2004年から06年にかけてイラクに派遣されていた自衛隊について、「非戦闘地域」が前提だったのに、じつは戦闘が起きていたという記録が、今ごろになって出てきた。新聞でも大きく扱っているのだが、どうも怪しい。10年以上も前のことだから、どうでもいいと言うのではない。なぜいまのタイミングで突然に出てきたか、大事なことから人々の注意を外らすための煙幕ではないかと疑われるのだ。
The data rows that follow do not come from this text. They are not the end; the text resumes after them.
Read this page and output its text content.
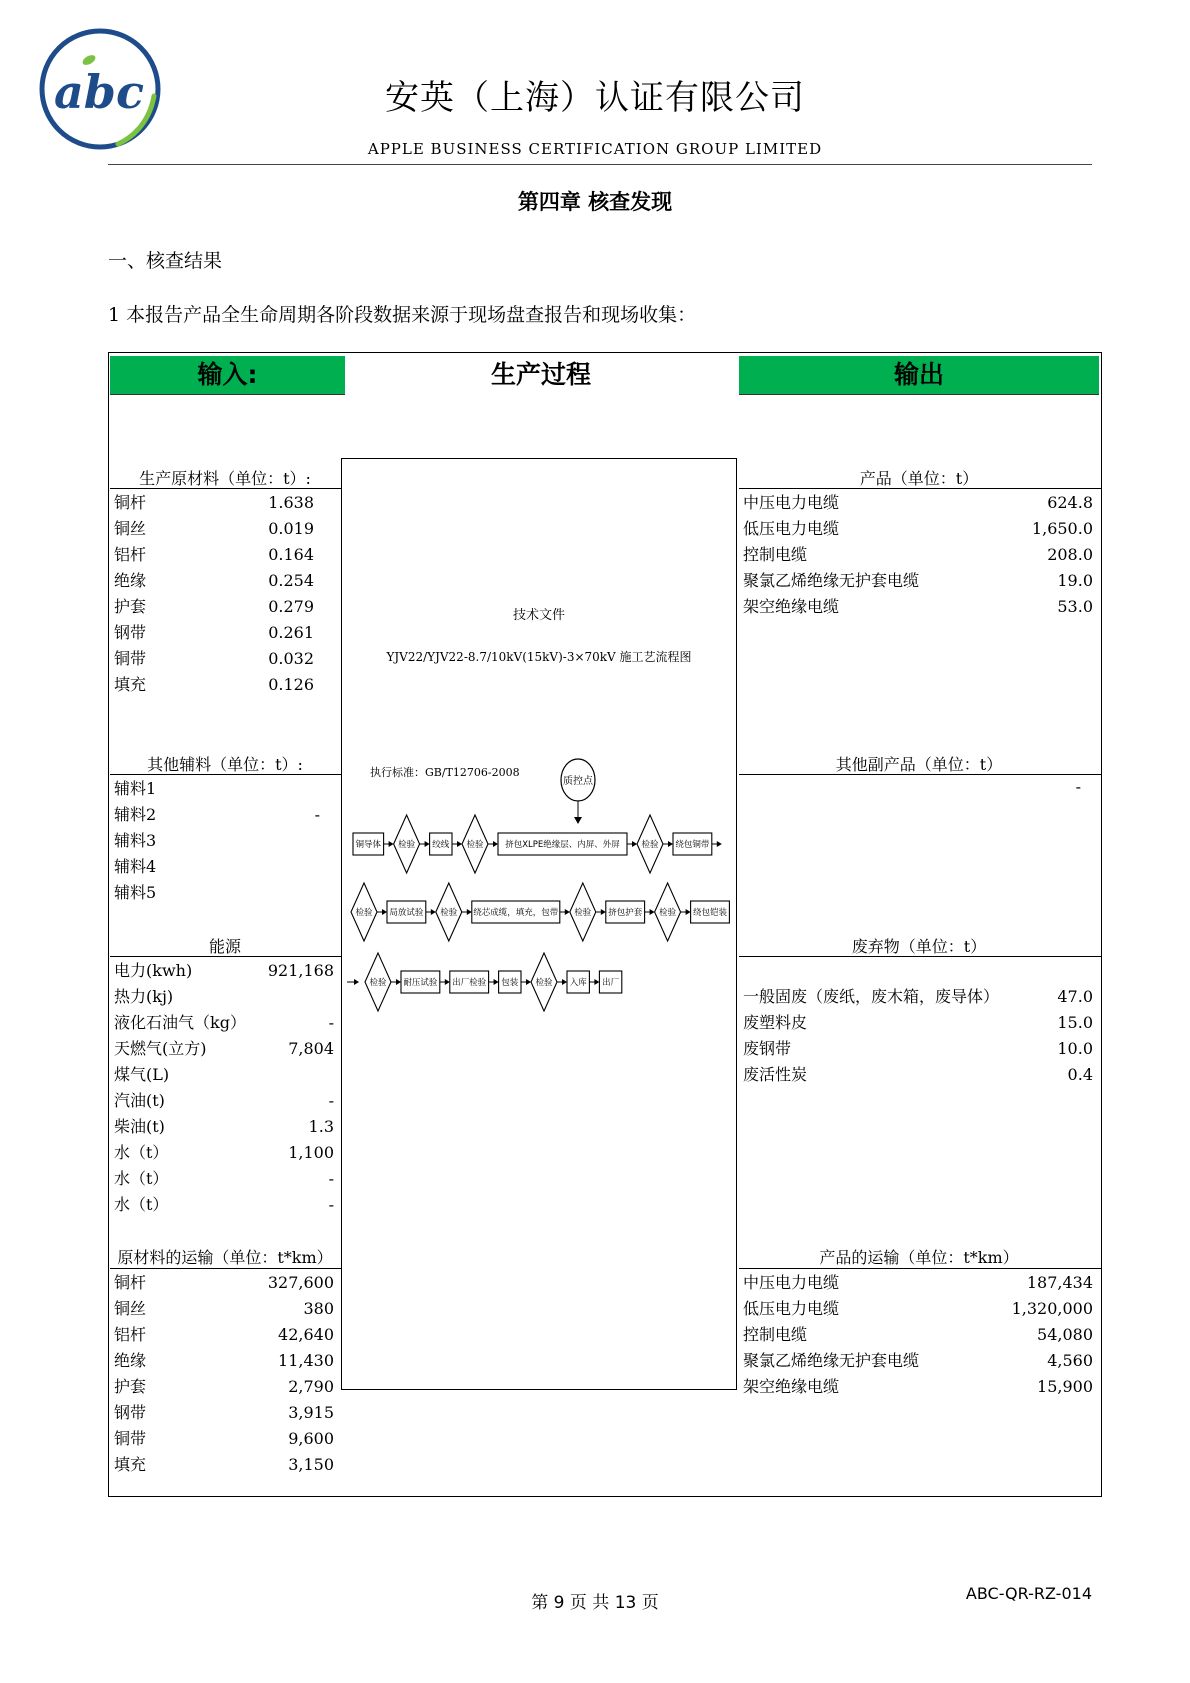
abc	安英（上海）认证有限公司
APPLE BUSINESS CERTIFICATION GROUP LIMITED
第四章 核查发现
一、核查结果
1 本报告产品全生命周期各阶段数据来源于现场盘查报告和现场收集：
输入:	生产过程	输出
生产原材料（单位：t）:
铜杆	1.638
铜丝	0.019
铝杆	0.164
绝缘	0.254
护套	0.279
钢带	0.261
铜带	0.032
填充	0.126
其他辅料（单位：t）:
辅料1
辅料2	-
辅料3
辅料4
辅料5
能源
电力(kwh)	921,168
热力(kj)
液化石油气（kg）	-
天燃气(立方)	7,804
煤气(L)
汽油(t)	-
柴油(t)	1.3
水（t）	1,100
水（t）	-
水（t）	-
原材料的运输（单位：t*km）
铜杆	327,600
铜丝	380
铝杆	42,640
绝缘	11,430
护套	2,790
钢带	3,915
铜带	9,600
填充	3,150
产品（单位：t）
中压电力电缆	624.8
低压电力电缆	1,650.0
控制电缆	208.0
聚氯乙烯绝缘无护套电缆	19.0
架空绝缘电缆	53.0
其他副产品（单位：t）
-
废弃物（单位：t）
一般固废（废纸，废木箱，废导体）	47.0
废塑料皮	15.0
废钢带	10.0
废活性炭	0.4
产品的运输（单位：t*km）
中压电力电缆	187,434
低压电力电缆	1,320,000
控制电缆	54,080
聚氯乙烯绝缘无护套电缆	4,560
架空绝缘电缆	15,900
技术文件
YJV22/YJV22-8.7/10kV(15kV)-3×70kV 施工艺流程图
执行标准：GB/T12706-2008
质控点
铜导体 检验 绞线 检验	挤包XLPE绝缘层、内屏、外屏	检验 绕包铜带
检验 局放试验 检验 绕芯成缆，填充，包带 检验 挤包护套 检验 绕包铠装
检验 耐压试验 出厂检验 包装 检验 入库 出厂
第 9 页 共 13 页	ABC-QR-RZ-014
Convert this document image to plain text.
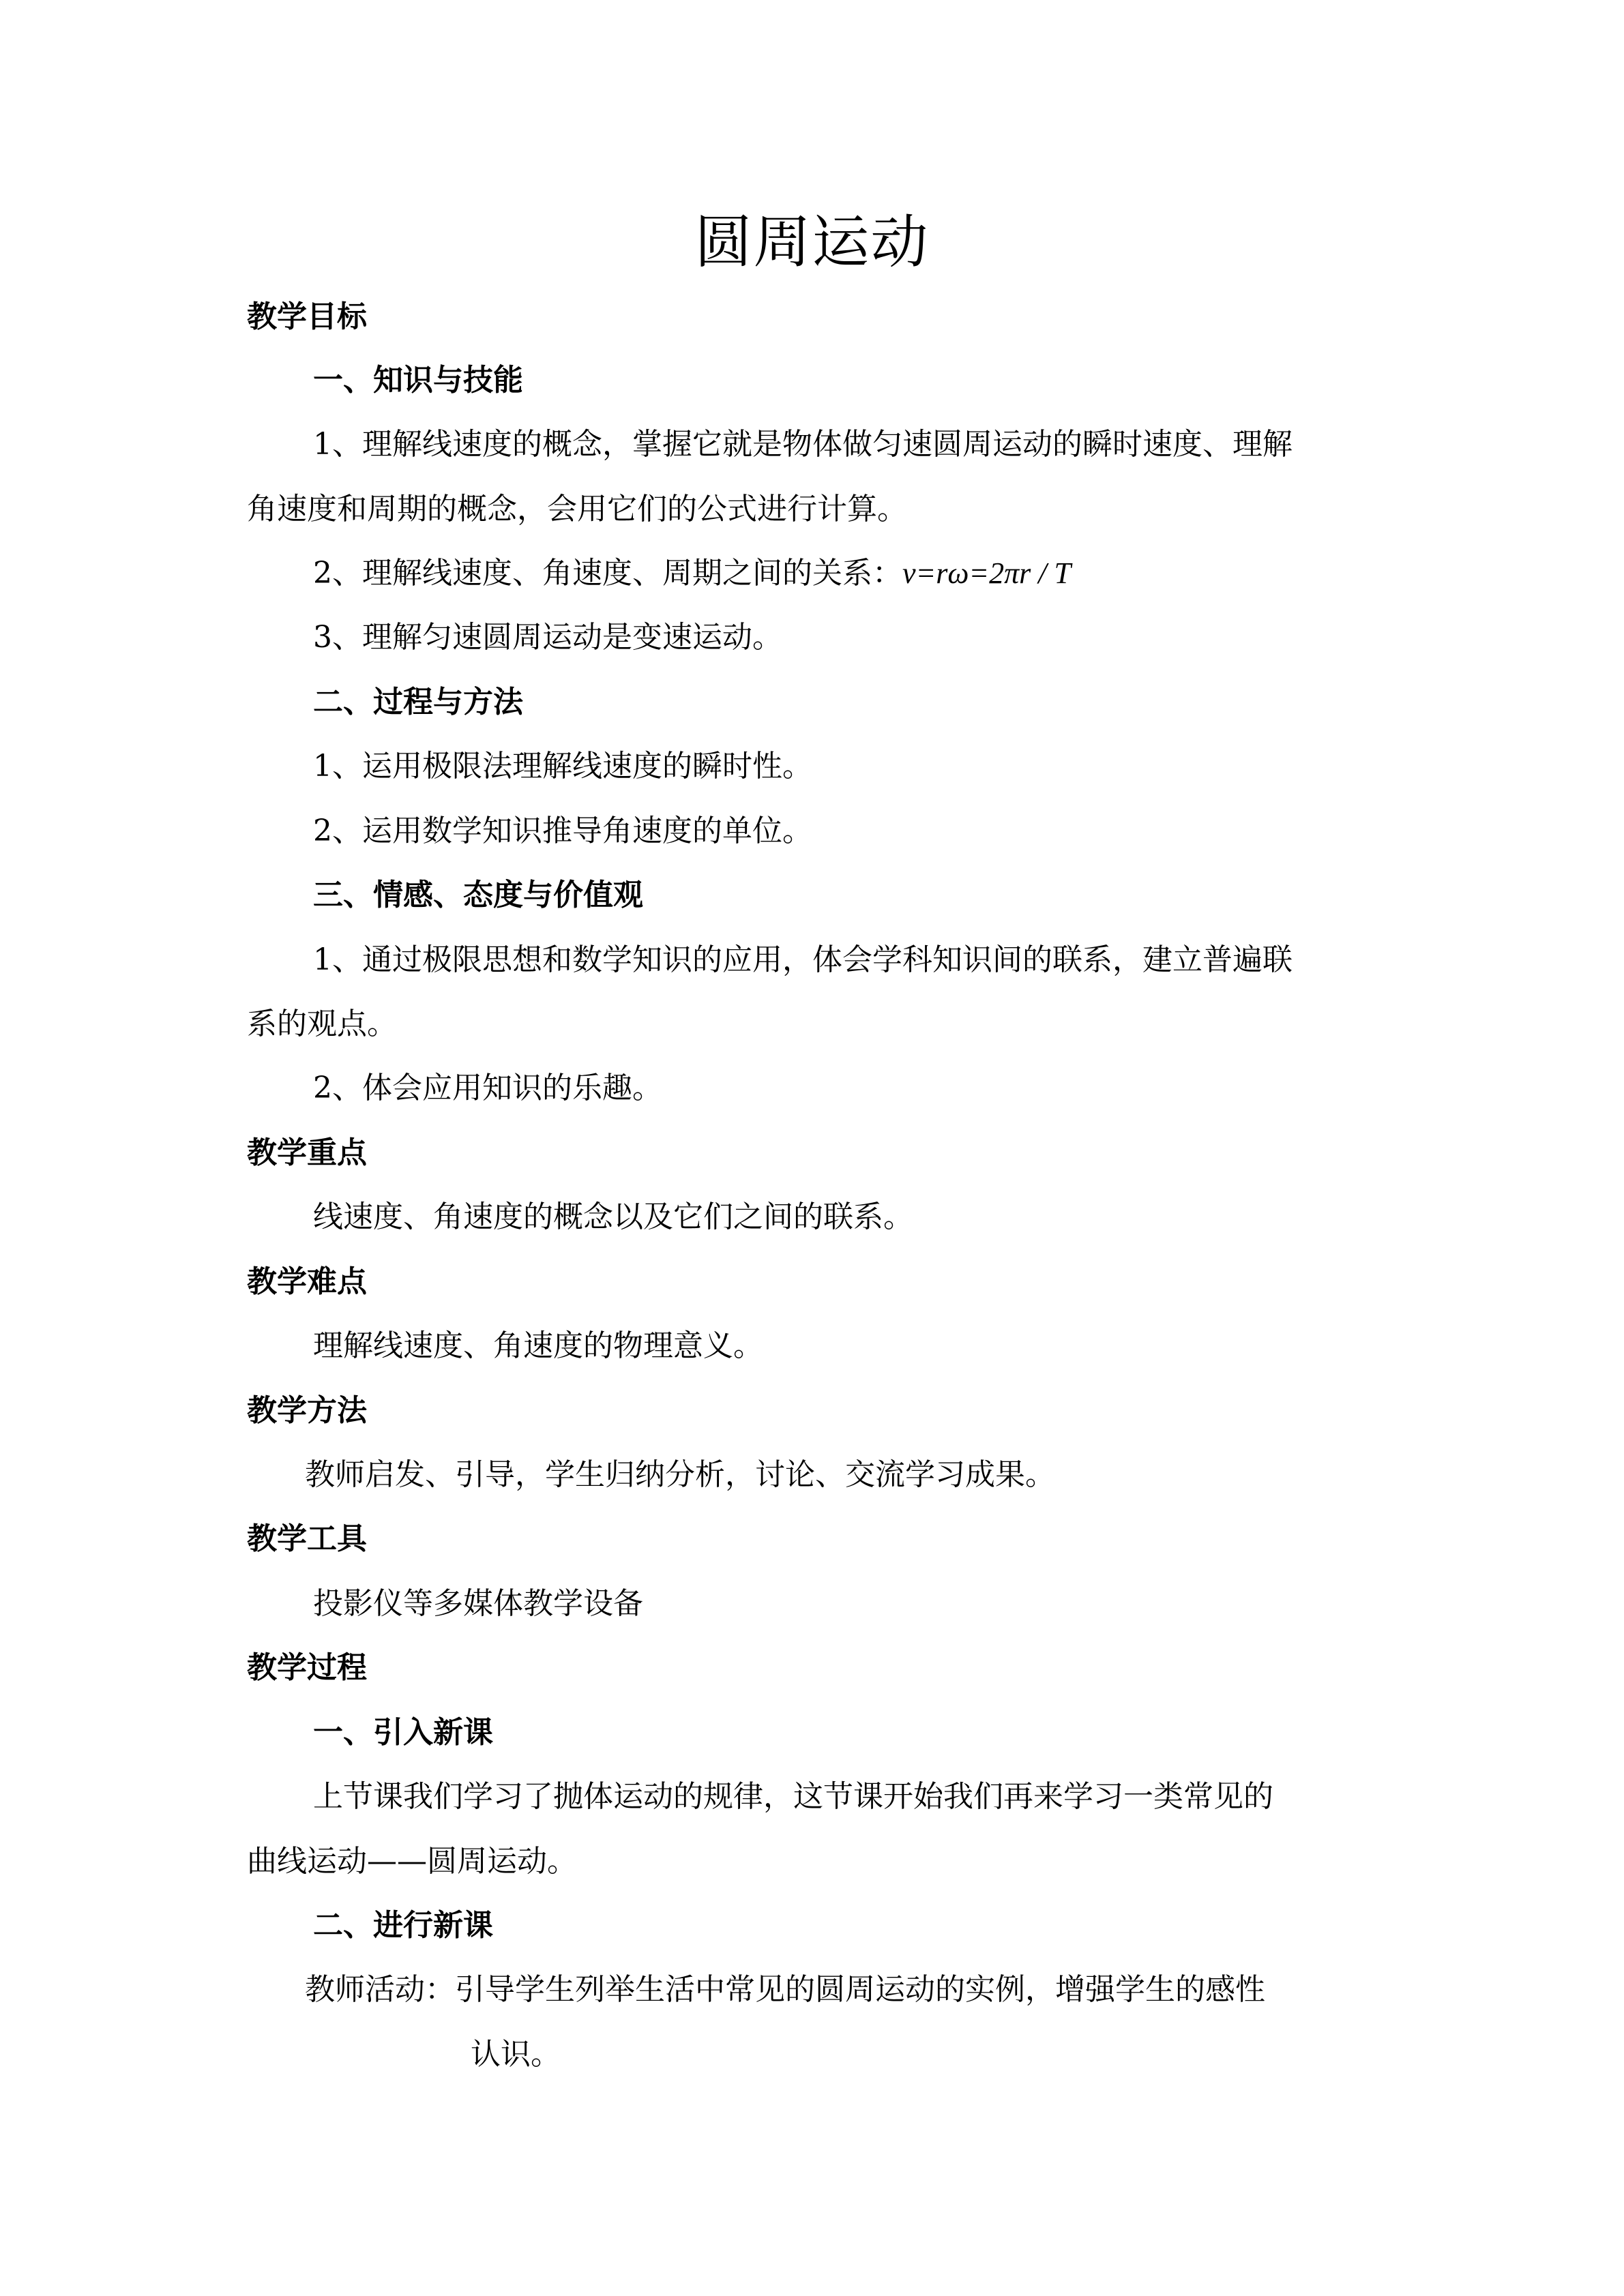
圆周运动
教学目标
一、知识与技能
1、理解线速度的概念，掌握它就是物体做匀速圆周运动的瞬时速度、理解
角速度和周期的概念，会用它们的公式进行计算。
2、理解线速度、角速度、周期之间的关系：v=rω=2πr / T
3、理解匀速圆周运动是变速运动。
二、过程与方法
1、运用极限法理解线速度的瞬时性。
2、运用数学知识推导角速度的单位。
三、情感、态度与价值观
1、通过极限思想和数学知识的应用，体会学科知识间的联系，建立普遍联
系的观点。
2、体会应用知识的乐趣。
教学重点
线速度、角速度的概念以及它们之间的联系。
教学难点
理解线速度、角速度的物理意义。
教学方法
教师启发、引导，学生归纳分析，讨论、交流学习成果。
教学工具
投影仪等多媒体教学设备
教学过程
一、引入新课
上节课我们学习了抛体运动的规律，这节课开始我们再来学习一类常见的
曲线运动——圆周运动。
二、进行新课
教师活动：引导学生列举生活中常见的圆周运动的实例，增强学生的感性
认识。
 窮地に陥っていたのは安倍首相だった。国有地の払い下げ問題で「首相案件」なる特別扱いが行われたのではないかと、芳しからぬ情報が出てきて、支持率も低下していた。ところがイラク派遣の自衛隊が適切だったどうかは、小泉首相だった時代のことだから、国会で野党が取り上げても、追及は安倍首相には及ばない。これが大きな問題になればなるほど、逆に安倍首相は安泰になる。
 政権には腕利きの策士がいて、さまざまな策略を巡らせていることだろう。使える材料は、今の政界の中からだけでなく、過去から引き出してくることも出来るということだ。歴史的な資料の整理と保存も現政権の仕事の一部分だが、客観的な事実を記録した第一次資料は、あくまでも正確でなければならない。不都合な部分を過去にさかのぼって改ざんしたのでは、歴史の偽造になる。
 歴史は歴史として、あった事実だけを記録して、あとの評価は後世の人に任せればよい。今さら「イラク派遣」などに深入りせず、「モリ・カケ」「首相案件」という、現首相の資質を問う本題に立ち返るべきだと思う。